The objective of this project was to create a classic Connect-Four Game. https://en.wikipedia.org/wiki/Connect_Four
The features it should include was 2 player support, IA, winning and resetting.
After I developed the basic game, that is, without cool graphics or anything else, just plain ol' unity cubes, I started playing around in my head what could make this kind of game interesting to play and to watch. Various Ideas came into mind, like the tokens were buildings that one had to "Pile up" to build something and well, many more outlandish ideas.
Finally I settled with the concept of elements fighting each other in some way. Through some mental iterations, I arrived to the final concept of a duel of runes, where each player would choose an element, either fire or ice, and play with tokens of that element.

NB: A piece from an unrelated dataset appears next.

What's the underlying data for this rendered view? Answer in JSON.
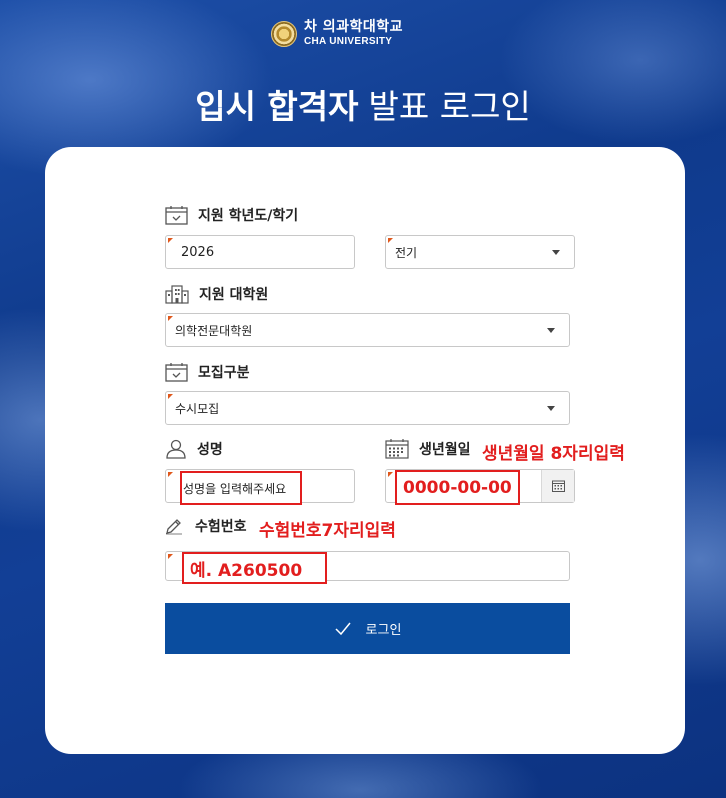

This gave me more ideas into how to design the UI, music, animations and particle effects. I took some assets I had bought or downloaded, I created and edited them and I started pouring them into the game.
The end result is this. A retro looking pixel art game, about magical runes.

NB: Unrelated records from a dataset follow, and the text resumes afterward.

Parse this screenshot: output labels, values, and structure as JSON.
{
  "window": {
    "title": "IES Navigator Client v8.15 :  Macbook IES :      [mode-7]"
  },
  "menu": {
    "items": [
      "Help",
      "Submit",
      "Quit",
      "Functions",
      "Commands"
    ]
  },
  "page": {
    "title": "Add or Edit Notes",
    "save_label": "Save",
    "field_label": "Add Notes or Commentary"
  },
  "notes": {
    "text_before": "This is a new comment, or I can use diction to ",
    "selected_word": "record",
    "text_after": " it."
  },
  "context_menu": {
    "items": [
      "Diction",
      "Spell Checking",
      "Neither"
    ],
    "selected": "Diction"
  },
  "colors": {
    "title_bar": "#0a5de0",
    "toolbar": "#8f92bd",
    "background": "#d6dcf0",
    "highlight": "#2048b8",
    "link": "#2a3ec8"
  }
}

The biggest challenge, as always, was not the complexity of the task, but my own drive to make my best job possible. I never deliver half completed games.
A game must begin and end. The player must have a goal to complete and a way to complete it.
I also added options to customize the board size and how many tokens are needed to connect to win. This allows for some replayability in this simple game.
The game have several managers that control how it behaves, I will be enumerating and describing them here:
- Board Manager: The first one. This manager was the original core of the game. Its where the board is created, where the tokens are placed and where matches are done. This manager controls the flow of the game, telling which player can play, giving time between plays, creating and activating the AI when needed, and clearing everything when the game is reset. It makes use of the object pool to spawn tiles, tokens and buttons and basically links together the logic and AI.
- Game Manager: The second one. This manager basically responds to UI commands to control the game, letting the player choose an element, setting game options, resetting and also beginning the game. This manager will capture all the options the player chose and send them to the board manager to start a new game with those custom options.
- UI Manager: The third one. This manager will control how and when the UI must appear or dissapear, controling the flow of information of the game. It comunicates with both the board manager and the game manager to sync some processes, like beginning a new game or restarting one.
- AIPlayer: Its where the AI of the game is controlled through. In each AI turn, it will try to place pieces following a custom logic that will check in the board if matches are made that fulfill certain conditions.
- First of all, it will try to win, meaning, try to find a place in the board where placing one token, will give the AIplayer victory.
- Secondly, it will try to stop the other player from winning, trying to find a place in the board where placing one opponents token, would give them victory and occupying that place themselves.
- Thirdly, it will try to increase how many token it has somewhere, to be closer to the victory treshold defined.
- Forthly, it will try to stop the opponents from increasing its matches, by finding where they could put a token and placing it instead.
- Lastly, if it cannot do any of the above, it will put a piece in the first available empty slot. I thought about putting a much more complex AI in these cases, but after several tests it was not needed.
Im pretty happy with the end result of the game. The look and feel is very coherent and the gameplay although basic, its entertaining.
The AI of the opponents could be further improved and most of the particle effects need some reworking. I wanted to add more flavor and animations to the background as well. But that goes beyond the scope of this project.